Listera listera at rcn.com
Thu Sep 26 22:16:21 EDT 2002


"Andrew McNaughton" wrote:
> Another interesting observation.  Google doesn't report on the world.  It
> reports on trends in media content.

No, it detects patterns in media coverage and, based on that, takes the
reader directly to the source of the reports. Big difference.

> Google is unlikely to highlight the fact that America conducted a nuclear test
> today, because the media has not reported on it very widely, though google has
> found stories about the issue.

So, you are saying that Google is as likely/unlikely to provide the nuclear
test story as human editors allow it to get into the news stream. Zero
difference.

> It seems clear to me that this is an important story in light of the current
> discussion of weapons of mass destruction, but something like what google have
> built is not going to identify this as important.

No, it will if human editors (as you claim) would do so.

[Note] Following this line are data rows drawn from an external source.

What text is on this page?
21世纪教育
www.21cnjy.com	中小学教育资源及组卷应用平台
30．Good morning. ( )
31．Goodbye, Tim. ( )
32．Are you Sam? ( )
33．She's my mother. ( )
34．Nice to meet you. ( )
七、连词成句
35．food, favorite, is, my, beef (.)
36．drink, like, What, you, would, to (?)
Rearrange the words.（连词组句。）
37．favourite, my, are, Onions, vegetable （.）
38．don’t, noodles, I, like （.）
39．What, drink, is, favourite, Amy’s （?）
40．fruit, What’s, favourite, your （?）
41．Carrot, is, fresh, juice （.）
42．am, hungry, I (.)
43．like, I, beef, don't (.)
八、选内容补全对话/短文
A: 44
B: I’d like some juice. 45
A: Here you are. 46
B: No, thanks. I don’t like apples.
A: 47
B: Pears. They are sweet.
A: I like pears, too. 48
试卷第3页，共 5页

> This sort of critical judgement requires human intelligence and values, and
> will do for some time to come.

Google doesn't obviate "human intelligence and values". In fact, it
amplifies it by scanning a pool of "human intelligence and values" no single
(or comparable) human editorial staff could possibly cover. Instead of
centralized editorial control and its "critical judgment", it's distributed
judgment by 4,000. It's like the stock market. The sum is bigger than its
parts.
 
> [moved] This is a fundamental problem in automated clustering of documents.
> The clusters formed by most algorithms don't map well to the conceptual maps
> used by humans.  

Well, this remains to be seen. BTW, conceptual maps I used are not well
matched by those of, say, tabloids or infotainment shows, either.

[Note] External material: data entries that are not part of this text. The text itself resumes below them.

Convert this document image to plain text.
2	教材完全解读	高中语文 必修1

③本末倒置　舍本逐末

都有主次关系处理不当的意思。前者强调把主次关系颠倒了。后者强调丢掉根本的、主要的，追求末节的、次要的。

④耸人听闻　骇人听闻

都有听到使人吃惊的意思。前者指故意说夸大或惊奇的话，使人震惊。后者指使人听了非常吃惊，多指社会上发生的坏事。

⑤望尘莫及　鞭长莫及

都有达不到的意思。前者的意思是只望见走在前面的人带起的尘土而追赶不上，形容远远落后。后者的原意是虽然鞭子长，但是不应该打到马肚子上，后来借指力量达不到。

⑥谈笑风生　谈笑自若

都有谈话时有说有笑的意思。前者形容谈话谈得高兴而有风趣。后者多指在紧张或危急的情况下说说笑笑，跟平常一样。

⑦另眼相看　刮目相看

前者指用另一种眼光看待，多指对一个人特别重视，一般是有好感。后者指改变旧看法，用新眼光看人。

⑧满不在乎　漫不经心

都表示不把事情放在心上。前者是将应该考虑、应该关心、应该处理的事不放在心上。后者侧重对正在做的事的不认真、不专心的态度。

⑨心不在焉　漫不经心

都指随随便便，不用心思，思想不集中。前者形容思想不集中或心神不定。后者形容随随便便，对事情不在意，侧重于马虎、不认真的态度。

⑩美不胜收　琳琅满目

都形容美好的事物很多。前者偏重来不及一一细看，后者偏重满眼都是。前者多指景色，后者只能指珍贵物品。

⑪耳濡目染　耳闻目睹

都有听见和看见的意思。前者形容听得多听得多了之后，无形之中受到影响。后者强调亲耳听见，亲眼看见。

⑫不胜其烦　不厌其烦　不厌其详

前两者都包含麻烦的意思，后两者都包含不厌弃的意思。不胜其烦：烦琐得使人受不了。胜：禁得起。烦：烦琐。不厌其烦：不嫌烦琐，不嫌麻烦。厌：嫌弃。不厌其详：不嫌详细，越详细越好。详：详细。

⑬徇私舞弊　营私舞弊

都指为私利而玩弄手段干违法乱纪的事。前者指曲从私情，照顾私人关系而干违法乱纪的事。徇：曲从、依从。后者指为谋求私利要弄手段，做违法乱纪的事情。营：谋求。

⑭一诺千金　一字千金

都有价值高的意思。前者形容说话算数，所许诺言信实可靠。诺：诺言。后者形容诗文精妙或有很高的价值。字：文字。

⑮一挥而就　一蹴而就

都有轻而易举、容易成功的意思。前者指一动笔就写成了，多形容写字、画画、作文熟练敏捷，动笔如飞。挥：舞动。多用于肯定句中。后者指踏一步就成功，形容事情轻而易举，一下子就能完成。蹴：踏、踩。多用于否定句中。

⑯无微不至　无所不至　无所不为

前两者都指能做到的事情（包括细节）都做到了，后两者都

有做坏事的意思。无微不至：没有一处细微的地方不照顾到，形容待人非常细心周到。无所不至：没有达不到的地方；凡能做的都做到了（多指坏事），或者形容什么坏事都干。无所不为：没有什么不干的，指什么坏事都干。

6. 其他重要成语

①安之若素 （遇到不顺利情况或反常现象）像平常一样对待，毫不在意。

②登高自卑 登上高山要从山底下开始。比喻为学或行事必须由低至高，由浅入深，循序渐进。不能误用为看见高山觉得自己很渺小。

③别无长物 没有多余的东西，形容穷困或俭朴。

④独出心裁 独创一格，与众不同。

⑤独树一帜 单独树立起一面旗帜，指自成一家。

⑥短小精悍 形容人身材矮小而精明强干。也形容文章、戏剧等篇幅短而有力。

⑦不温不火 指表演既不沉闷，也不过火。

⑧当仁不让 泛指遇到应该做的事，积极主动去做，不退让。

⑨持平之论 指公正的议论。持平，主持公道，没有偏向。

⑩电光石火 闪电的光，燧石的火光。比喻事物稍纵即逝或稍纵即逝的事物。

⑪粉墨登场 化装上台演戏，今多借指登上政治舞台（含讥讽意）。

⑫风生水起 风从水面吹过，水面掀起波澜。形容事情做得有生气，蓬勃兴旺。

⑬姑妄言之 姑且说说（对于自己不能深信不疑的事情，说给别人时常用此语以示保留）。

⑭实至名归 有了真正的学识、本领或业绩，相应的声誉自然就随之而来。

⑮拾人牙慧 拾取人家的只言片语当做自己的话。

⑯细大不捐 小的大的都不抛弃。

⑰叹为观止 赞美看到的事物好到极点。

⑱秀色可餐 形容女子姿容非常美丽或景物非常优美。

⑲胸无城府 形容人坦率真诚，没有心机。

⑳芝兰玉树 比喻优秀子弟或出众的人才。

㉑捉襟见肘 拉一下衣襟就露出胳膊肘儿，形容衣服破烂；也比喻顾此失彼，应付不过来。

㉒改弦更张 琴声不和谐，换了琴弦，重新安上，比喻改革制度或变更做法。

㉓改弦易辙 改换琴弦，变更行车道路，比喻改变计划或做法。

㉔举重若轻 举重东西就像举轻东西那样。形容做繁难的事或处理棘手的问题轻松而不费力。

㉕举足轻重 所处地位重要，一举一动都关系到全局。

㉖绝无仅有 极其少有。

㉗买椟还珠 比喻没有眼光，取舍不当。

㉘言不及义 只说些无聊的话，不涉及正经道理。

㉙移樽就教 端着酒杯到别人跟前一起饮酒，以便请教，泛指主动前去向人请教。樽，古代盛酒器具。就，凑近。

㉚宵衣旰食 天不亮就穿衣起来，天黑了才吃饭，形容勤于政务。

> The problem doesn't lie in limited algorithms so much as limited information
> being available to the software.  The algorithms just don't know enough about
> the concepts that are represented.

Again, GoogleNews is not mimicking a *single* human editor, it's detecting
patterns by scanning thousands of them.

I think you need to rethink GoogleNews not as distinct news stories by
specific human beings, but as a fluid news stream that updates itself every
15 minutes based on network effects.